No. I am using a python script to load and run model, and do pre/post processing. I have verified I get the same results from scripts as tao evaluate with .tlt model, but have not tested with tao evaluate + INT8 .engine file.
Also used the following reference for pre/post processing:

@Morganh I ran tests with tao evaluate + .engine for each engine:
I still got 0 mAP for the model trained without QAT, in INT8 precision, but FP32 engine converted from the same model achieved 83% mAP.

And model trained with QAT, in INT8 precision achieved 81.2% mAP with tao evaluate + .engine

So, the culprit may result in training without QAT .

So, the culprit may result in training without QAT

  • As mentioned before, we got good results with YOLOV4(resnet18) backbone in INT8 precision, with even 10% of calibration data (without QAT).
  • Based on the documentation and our previous TensorRT implementations outside TAO (without QAT), QAT is optional and we should still get reasonable performance with by performing calibration.

Based on our experience this is specific to YOLOv4 with CSPDarknet53 backbone in INT8? Would it be beneficial to report this an issue?

Could you help add “--force_ptq” flag when you export the tlt model, and then retry?

--force_ptq : Flag to force post training quantization for QAT models.

More, I will try to reproduce your result with KITTI public dataset.

1 Like

Could you help add “ –force_ptq ” flag when you export the tlt model, and then retry?
could you pleas explain how this may help? and how do we find for which models we need to apply vs not? thanks

It is for DLA specific case.
See DetectNet_v2 — TAO Toolkit 3.22.05 documentation
However, the current version of QAT doesnt natively support DLA int8 deployment on Jetson. To deploy this model on Jetson with DLA int8 , use the --force_ptq flag to use TensorRT post-training quantization to generate the calibration cache file.
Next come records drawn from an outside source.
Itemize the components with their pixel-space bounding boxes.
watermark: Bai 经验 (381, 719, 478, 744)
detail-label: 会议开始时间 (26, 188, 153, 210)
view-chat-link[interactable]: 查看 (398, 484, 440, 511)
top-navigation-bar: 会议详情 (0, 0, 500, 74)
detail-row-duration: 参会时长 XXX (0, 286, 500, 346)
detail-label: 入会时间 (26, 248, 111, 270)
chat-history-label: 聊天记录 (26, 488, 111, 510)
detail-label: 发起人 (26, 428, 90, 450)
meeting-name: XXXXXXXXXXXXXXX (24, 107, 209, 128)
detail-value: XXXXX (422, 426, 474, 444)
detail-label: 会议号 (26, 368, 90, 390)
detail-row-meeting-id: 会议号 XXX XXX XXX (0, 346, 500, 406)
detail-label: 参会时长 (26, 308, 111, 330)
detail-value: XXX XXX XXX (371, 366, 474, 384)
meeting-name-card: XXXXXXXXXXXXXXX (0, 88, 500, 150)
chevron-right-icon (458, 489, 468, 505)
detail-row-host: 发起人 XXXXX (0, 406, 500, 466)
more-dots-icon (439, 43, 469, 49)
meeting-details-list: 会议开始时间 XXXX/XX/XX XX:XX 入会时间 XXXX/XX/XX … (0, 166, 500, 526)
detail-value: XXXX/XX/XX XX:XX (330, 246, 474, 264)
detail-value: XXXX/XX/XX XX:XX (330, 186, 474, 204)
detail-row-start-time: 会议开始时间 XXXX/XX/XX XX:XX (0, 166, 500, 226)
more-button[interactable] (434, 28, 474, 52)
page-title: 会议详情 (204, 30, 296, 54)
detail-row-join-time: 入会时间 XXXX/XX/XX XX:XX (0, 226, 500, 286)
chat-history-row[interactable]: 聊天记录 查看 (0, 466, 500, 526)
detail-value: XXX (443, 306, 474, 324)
And https://developer.nvidia.com/blog/improving-int8-accuracy-using-quantization-aware-training-and-tao-toolkit/
To deploy this model with the DLA, you must generate the calibration cache file using PTQ on the QAT-trained .tlt model file. You can do this by setting the force_ptq flag over the command line when running export .

we are not using DLA. And also we are having an issue with training without enabling QAT (not QAT enabled). so as I undertand, we dont need to use –force_ptq. Is that correct? Please let me know. thanks alot for the quick response.